Survie

Le parquet rejoint quasiment la défense de Falcone

(mis en ligne le 1er janvier 2010) - Raphaël de Benito

La condamnation de Pierre
Falcone et sa détention
immédiate lors du procès
en 1ère instance avait été
une surprise en octobre
dernier. Elle avait provoqué
la colère de l’Elysée et de
l’Angola. Falcone reste
toutefois en prison malgré
la « gentillesse » du parquet
général.

Condamné à six ans de prison ferme
pour avoir organisé un vaste
trafic d’armes entre la France
et l’Angola, pays alors en guerre civile
et soumis à un embargo de l’ONU,
Pierre Falcone avait fait appel de cette
décision.
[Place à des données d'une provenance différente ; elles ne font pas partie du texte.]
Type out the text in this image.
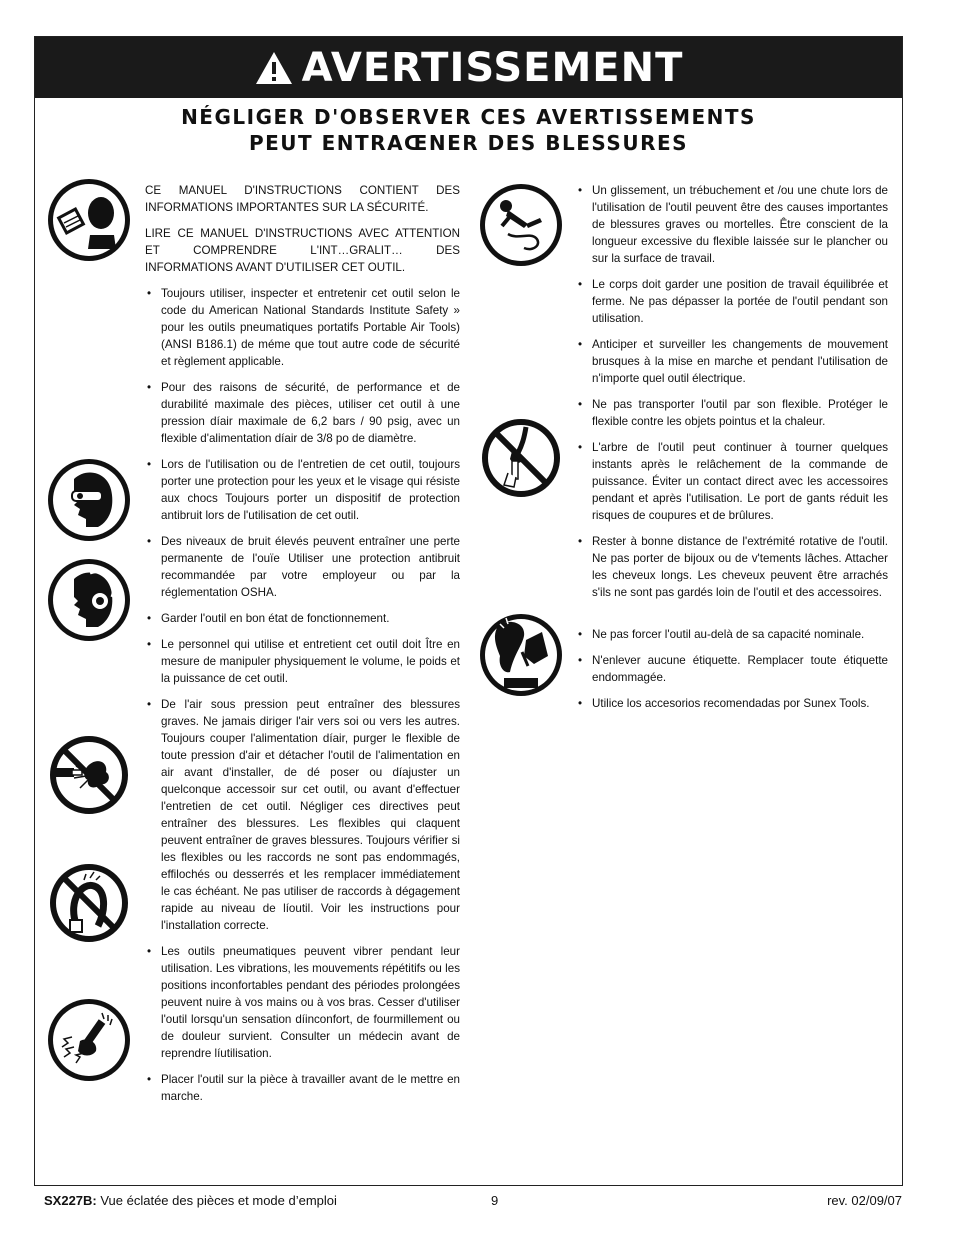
AVERTISSEMENT
NÉGLIGER D'OBSERVER CES AVERTISSEMENTS
PEUT ENTRAŒNER DES BLESSURES

CE MANUEL D'INSTRUCTIONS CONTIENT DES INFORMATIONS IMPORTANTES SUR LA SÉCURITÉ.

LIRE CE MANUEL D'INSTRUCTIONS AVEC ATTENTION ET COMPRENDRE L'INT…GRALIT… DES INFORMATIONS AVANT D'UTILISER CET OUTIL.

• Toujours utiliser, inspecter et entretenir cet outil selon le code du American National Standards Institute Safety » pour les outils pneumatiques portatifs Portable Air Tools) (ANSI B186.1) de méme que tout autre code de sécurité et règlement applicable.
• Pour des raisons de sécurité, de performance et de durabilité maximale des pièces, utiliser cet outil à une pression díair maximale de 6,2 bars / 90 psig, avec un flexible d'alimentation díair de 3/8 po de diamètre.
• Lors de l'utilisation ou de l'entretien de cet outil, toujours porter une protection pour les yeux et le visage qui résiste aux chocs Toujours porter un dispositif de protection antibruit lors de l'utilisation de cet outil.
• Des niveaux de bruit élevés peuvent entraîner une perte permanente de l'ouïe Utiliser une protection antibruit recommandée par votre employeur ou par la réglementation OSHA.
• Garder l'outil en bon état de fonctionnement.
• Le personnel qui utilise et entretient cet outil doit Ître en mesure de manipuler physiquement le volume, le poids et la puissance de cet outil.
• De l'air sous pression peut entraîner des blessures graves. Ne jamais diriger l'air vers soi ou vers les autres. Toujours couper l'alimentation díair, purger le flexible de toute pression d'air et détacher l'outil de l'alimentation en air avant d'installer, de dé poser ou díajuster un quelconque accessoir sur cet outil, ou avant d'effectuer l'entretien de cet outil. Négliger ces directives peut entraîner des blessures. Les flexibles qui claquent peuvent entraîner de graves blessures. Toujours vérifier si les flexibles ou les raccords ne sont pas endommagés, effilochés ou desserrés et les remplacer immédiatement le cas échéant. Ne pas utiliser de raccords à dégagement rapide au niveau de líoutil. Voir les instructions pour l'installation correcte.
• Les outils pneumatiques peuvent vibrer pendant leur utilisation. Les vibrations, les mouvements répétitifs ou les positions inconfortables pendant des périodes prolongées peuvent nuire à vos mains ou à vos bras. Cesser d'utiliser l'outil lorsqu'un sensation díinconfort, de fourmillement ou de douleur survient. Consulter un médecin avant de reprendre líutilisation.
• Placer l'outil sur la pièce à travailler avant de le mettre en marche.
• Un glissement, un trébuchement et /ou une chute lors de l'utilisation de l'outil peuvent être des causes importantes de blessures graves ou mortelles. Être conscient de la longueur excessive du flexible laissée sur le plancher ou sur la surface de travail.
• Le corps doit garder une position de travail équilibrée et ferme. Ne pas dépasser la portée de l'outil pendant son utilisation.
• Anticiper et surveiller les changements de mouvement brusques à la mise en marche et pendant l'utilisation de n'importe quel outil électrique.
• Ne pas transporter l'outil par son flexible. Protéger le flexible contre les objets pointus et la chaleur.
• L'arbre de l'outil peut continuer à tourner quelques instants après le relâchement de la commande de puissance. Éviter un contact direct avec les accessoires pendant et après l'utilisation. Le port de gants réduit les risques de coupures et de brûlures.
• Rester à bonne distance de l'extrémité rotative de l'outil. Ne pas porter de bijoux ou de v'tements lâches. Attacher les cheveux longs. Les cheveux peuvent être arrachés s'ils ne sont pas gardés loin de l'outil et des accessoires.
• Ne pas forcer l'outil au-delà de sa capacité nominale.
• N'enlever aucune étiquette. Remplacer toute étiquette endommagée.
• Utilice los accesorios recomendadas por Sunex Tools.
SX227B: Vue éclatée des pièces et mode d’emploi	9	rev. 02/09/07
Un mandat de dépôt avait été
délivré contre l’homme d’affaires, ministre-
conseiller de l’Angola auprès de
l’Unesco à Paris, qui, selon le tribunal,
ne bénéficiait pas d’une immunité diplomatique
pour ces faits.

A l’audience qui examinait, le 27 octobre,
une demande de remise en liberté,
le parquet général est allé quasiment
aussi loin que les avocats de la défense
 ! Arguant de « difficultés juridiques »
du fait du statut diplomatique de Pierre
Falcone, privilégiant une « immunité de
juridiction
 », c’est-à-dire la compétence
de la justice française à le juger, à une
« immunité d’exécution » qui interdit
d’entraver la liberté d’aller et venir d’un
diplomate, l’avocat général a requis « la
présomption d’innocence
 » ! En conséquence,
il demandait la remise en liberté
oubliant qu’une immunité diplomatique
peut être levée à la demande des autorités
judiciaires comme l’a admis, sur ce
sujet précis, le Quai d’Orsay, le 22 novembre
2004, en s’appuyant sans doute
sur la Convention de Vienne.

Par ailleurs, l’un des motifs du mandat
de dépôt était les sommes énormes des
transactions. ZTS Osos, société slovaque
de Pierre Falcone et Arcadi Gaydamak
par laquelle ont transité les ventes
d’armes à l’Angola, devait 140 millions
d’euros au fisc au titre d’un redressement
fiscal. Mais ô surprise, Pierre-
François Veil, un des deux avocats de
Pierre Falcone, a produit une lettre de la
Direction Générale des Finances Publiques
(DGFIP), datée d’août 2009 adressée
à Gaydamak, qui explique qu’en raison
d’une irrégularité dans l’application
de la convention fiscale entre la France
et la Slovaquie, le redressement fiscal
a été réduit à 15 millions d’euros. Pour
ceux qui s’interrogeraient sur la nature
de l’irrégularité, il y a le secret fiscal !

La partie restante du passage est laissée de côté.